ISTANBUL | The leader of Hamas in the Gaza Strip received a hero’s welcome here Monday as he visited the ship where nine Turks were killed during an attempt to break Israel’s blockade of Gaza in 2010.

“On behalf of the martyrs of our Palestinian people and on behalf of the families of the martyrs, I salute the martyrs and the families of the liberty ship, the [Mavi] Marmara,” Gazan Prime Minister Ismail Haniyeh said in front of the Turkish ship.

“And we would like to tell you that your blood is our blood, and your martyrs are our martyrs.”

Addressing Israel, Mr. Haniyeh said: “You stopped the Marmara from reaching Gaza, but Gaza reached the world.”

The Mavi Marmara was the largest vessel in a six-ship flotilla that tried to run Israel’s naval blockade of Gaza in May 2010. Israeli forces boarded the ship in international waters and were attacked by passengers; nine Turkish nationals died in the melee.

The incident ruptured the once-close relations between Israel and Turkey. Israel has rejected Turkey’s demand for an apology, arguing that its commandos acted in self-defense.

On Monday, Mr. Haniyeh’s speech was interrupted several times by chants of anti-Israel slogans. At one point, the Hamas leader stopped his remarks to join the crowd.

His visit to the Mavi Marmara came a day after he met with Turkish Prime Minister Recep Tayyip Erdogan, whose public embrace of the Islamist group has enraged Israel and raised concerns in the West.
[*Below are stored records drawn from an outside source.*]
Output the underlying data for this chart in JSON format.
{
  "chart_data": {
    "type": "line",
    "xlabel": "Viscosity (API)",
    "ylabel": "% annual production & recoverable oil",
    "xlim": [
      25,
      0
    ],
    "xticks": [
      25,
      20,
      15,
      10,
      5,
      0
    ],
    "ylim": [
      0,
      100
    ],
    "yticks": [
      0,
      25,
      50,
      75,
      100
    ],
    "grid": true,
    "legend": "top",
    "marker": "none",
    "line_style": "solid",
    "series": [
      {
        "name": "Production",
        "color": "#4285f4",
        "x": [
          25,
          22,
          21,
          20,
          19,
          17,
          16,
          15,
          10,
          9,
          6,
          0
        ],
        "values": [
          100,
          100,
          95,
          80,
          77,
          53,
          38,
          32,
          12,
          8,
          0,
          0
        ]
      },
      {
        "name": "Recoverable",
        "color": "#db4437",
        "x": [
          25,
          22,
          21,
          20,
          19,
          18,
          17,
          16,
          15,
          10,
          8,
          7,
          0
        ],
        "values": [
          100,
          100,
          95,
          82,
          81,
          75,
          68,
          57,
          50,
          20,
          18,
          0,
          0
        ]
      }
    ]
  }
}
Mr. Haniyeh is on his first tour of the region since Hamas took control of Gaza in June 2007. He also will visit Egypt, Bahrain, Qatar, Tunisia and Saudi Arabia.

His visit comes as Hamas and Fatah, the Palestinian faction controlling the West Bank, seek to implement a long-stalled unity agreement. Hamas has stated its intention to join the Palestine Liberation Organization (PLO), which has represented Palestinians in peace talks with Israel for two decades.

Mr. Haniyeh was joined in Istanbul by Gaza’s ministers of finance, education and health.

In an interview, Health Minister Basam Naim expressed optimism about Palestinian reconciliation despite continued wrangling over who would be prime minister of a unity government.

“I think if there are good intentions, names will not be the biggest problem, as long as there are acceptable programs from both sides,” Mr. Naim said.

He also said it is suitable for Hamas to join the PLO, though he declined to specify how Hamas, which does not recognize Israel, could join a body that does.

“At this stage, we are not discussing the program, the content,” he said. “We are discussing the framework, the shape of PLO, how should it be representative for all Palestinians inside and outside Palestine after the big changes inside Palestine after more than 45 years since the establishment of the PLO.”

Mr. Naim said that Hamas is sticking to its rejection of Israel - for now.

“I don’t think that Hamas is going to recognize Israel as a state, especially with no vision that Israel is really willing to recognize the rights of the Palestinians,” he said. “When they recognize [the rights of] the Palestinians, we are willing to discuss everything.”